The Effect of Competition in the Product Market on the Quality of Profits of Homogeneous and Non-Homogeneous Industries of Listed Companies on the Stock Exchange
Profit, as one of the most important indicators of accounting information, has always been the focus of attention of investors and creditors for several purposes such as evaluating stocks and management performance of companies and optimizing investment decisions. Investors attach special value to profit as a forecasting tool. The assumption that profit is one of the first figures related to company-specific information and the most important information presented in financial reports has been supported by many empirical evaluations, which show that investors rely on profit figures in their decisions more than other information provided about company performance such as dividends and cash flows.
Financial reports are one of the most important products of the accounting system, one of the main goals of which is to provide the necessary information to evaluate the performance and profitability of the enterprise. One of the accounting items prepared and presented in financial reports (profit and loss statement) is net profit, which has different applications. Profit is usually considered as a factor for formulating profit distribution policies and a guide for investment and decision-making, and finally a factor for forecasting. Due to the greater knowledge of managers about the company, it is expected that information will be prepared and presented in a way that best reflects the company's situation. On the other hand, for reasons such as retention in the company, receiving bonuses and other factors, the manager may intentionally or unintentionally make the company's situation appear favorable; therefore, the quality of companies' profits is affected by the reporting principles and the discretion of managers. The structure of product markets may affect the company's cash flow risk and, as a result, the quality of profits.

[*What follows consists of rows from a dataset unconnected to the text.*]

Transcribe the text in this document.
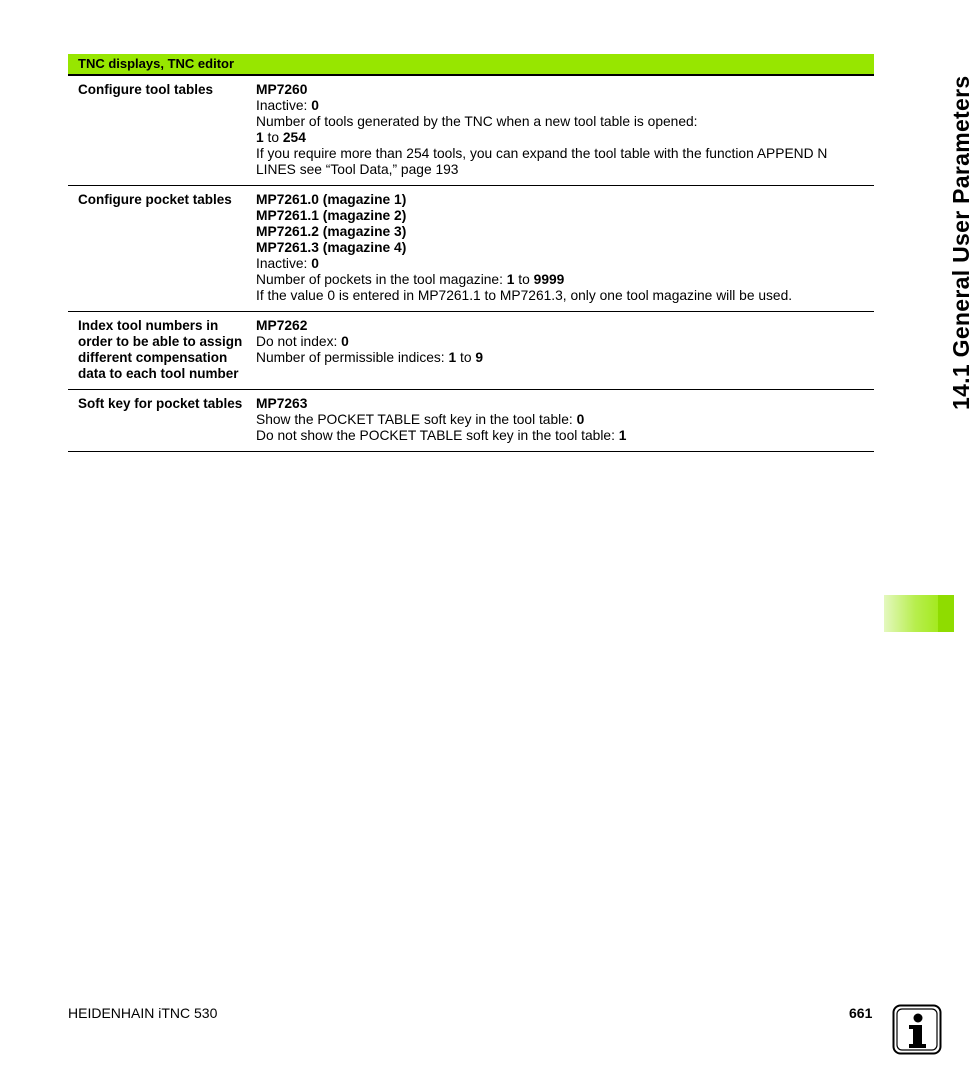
TNC displays, TNC editor
Configure tool tables	MP7260
Inactive: 0
Number of tools generated by the TNC when a new tool table is opened:
1 to 254
If you require more than 254 tools, you can expand the tool table with the function APPEND N LINES see “Tool Data,” page 193
Configure pocket tables	MP7261.0 (magazine 1)
MP7261.1 (magazine 2)
MP7261.2 (magazine 3)
MP7261.3 (magazine 4)
Inactive: 0
Number of pockets in the tool magazine: 1 to 9999
If the value 0 is entered in MP7261.1 to MP7261.3, only one tool magazine will be used.
Index tool numbers in order to be able to assign different compensation data to each tool number
MP7262
Do not index: 0
Number of permissible indices: 1 to 9
Soft key for pocket tables MP7263
Show the POCKET TABLE soft key in the tool table: 0
Do not show the POCKET TABLE soft key in the tool table: 1
14.1 General User Parameters
HEIDENHAIN iTNC 530	661
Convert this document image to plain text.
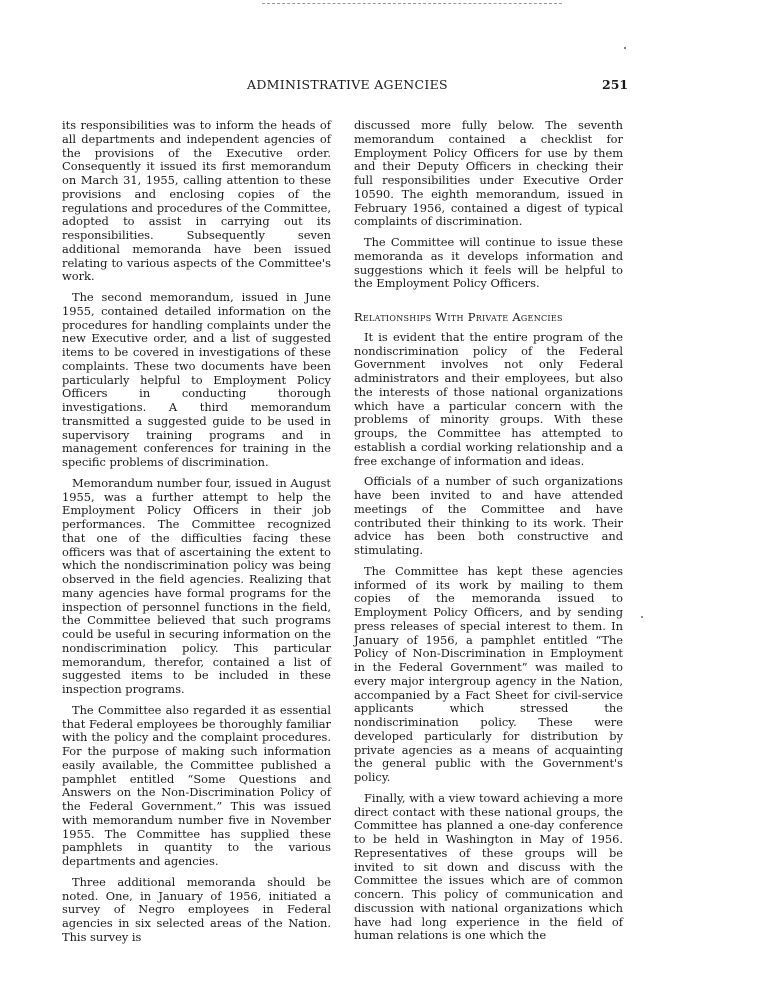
ADMINISTRATIVE AGENCIES	251

its responsibilities was to inform the heads of all departments and independent agencies of the provisions of the Executive order. Consequently it issued its first memorandum on March 31, 1955, calling attention to these provisions and enclosing copies of the regulations and procedures of the Committee, adopted to assist in carrying out its responsibilities. Subsequently seven additional memoranda have been issued relating to various aspects of the Committee's work.

The second memorandum, issued in June 1955, contained detailed information on the procedures for handling complaints under the new Executive order, and a list of suggested items to be covered in investigations of these complaints. These two documents have been particularly helpful to Employment Policy Officers in conducting thorough investigations. A third memorandum transmitted a suggested guide to be used in supervisory training programs and in management conferences for training in the specific problems of discrimination.

Memorandum number four, issued in August 1955, was a further attempt to help the Employment Policy Officers in their job performances. The Committee recognized that one of the difficulties facing these officers was that of ascertaining the extent to which the nondiscrimination policy was being observed in the field agencies. Realizing that many agencies have formal programs for the inspection of personnel functions in the field, the Committee believed that such programs could be useful in securing information on the nondiscrimination policy. This particular memorandum, therefor, contained a list of suggested items to be included in these inspection programs.

The Committee also regarded it as essential that Federal employees be thoroughly familiar with the policy and the complaint procedures. For the purpose of making such information easily available, the Committee published a pamphlet entitled “Some Questions and Answers on the Non-Discrimination Policy of the Federal Government.” This was issued with memorandum number five in November 1955. The Committee has supplied these pamphlets in quantity to the various departments and agencies.

Three additional memoranda should be noted. One, in January of 1956, initiated a survey of Negro employees in Federal agencies in six selected areas of the Nation. This survey is

discussed more fully below. The seventh memorandum contained a checklist for Employment Policy Officers for use by them and their Deputy Officers in checking their full responsibilities under Executive Order 10590. The eighth memorandum, issued in February 1956, contained a digest of typical complaints of discrimination.

The Committee will continue to issue these memoranda as it develops information and suggestions which it feels will be helpful to the Employment Policy Officers.

Relationships With Private Agencies

It is evident that the entire program of the nondiscrimination policy of the Federal Government involves not only Federal administrators and their employees, but also the interests of those national organizations which have a particular concern with the problems of minority groups. With these groups, the Committee has attempted to establish a cordial working relationship and a free exchange of information and ideas.

Officials of a number of such organizations have been invited to and have attended meetings of the Committee and have contributed their thinking to its work. Their advice has been both constructive and stimulating.

The Committee has kept these agencies informed of its work by mailing to them copies of the memoranda issued to Employment Policy Officers, and by sending press releases of special interest to them. In January of 1956, a pamphlet entitled “The Policy of Non-Discrimination in Employment in the Federal Government” was mailed to every major intergroup agency in the Nation, accompanied by a Fact Sheet for civil-service applicants which stressed the nondiscrimination policy. These were developed particularly for distribution by private agencies as a means of acquainting the general public with the Government's policy.

Finally, with a view toward achieving a more direct contact with these national groups, the Committee has planned a one-day conference to be held in Washington in May of 1956. Representatives of these groups will be invited to sit down and discuss with the Committee the issues which are of common concern. This policy of communication and discussion with national organizations which have had long experience in the field of human relations is one which the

The degree of concentration of sellers in a market is determined by the number of sellers and how their size is distributed. Seller size can be measured in terms of sales, value added, or employment. Market concentration is an organizational characteristic of a market that determines the nature of pricing and the degree of competition or monopoly in the market. Market concentration is a good indicator of how well a market is run. Both economic theory and much empirical work suggest that market competition is strongly influenced by the degree of market concentration. Real markets can be classified from monopoly to competition based on the concentration index. There are several potential reasons why the competitive structure of a product may affect the quality of profits. Firms make different operational decisions. For example, they conduct initial marketing research, present attractive products, decide on production quantities and selling prices, advertise their products, arrange financing, then begin production, and finally sell the products to consumers.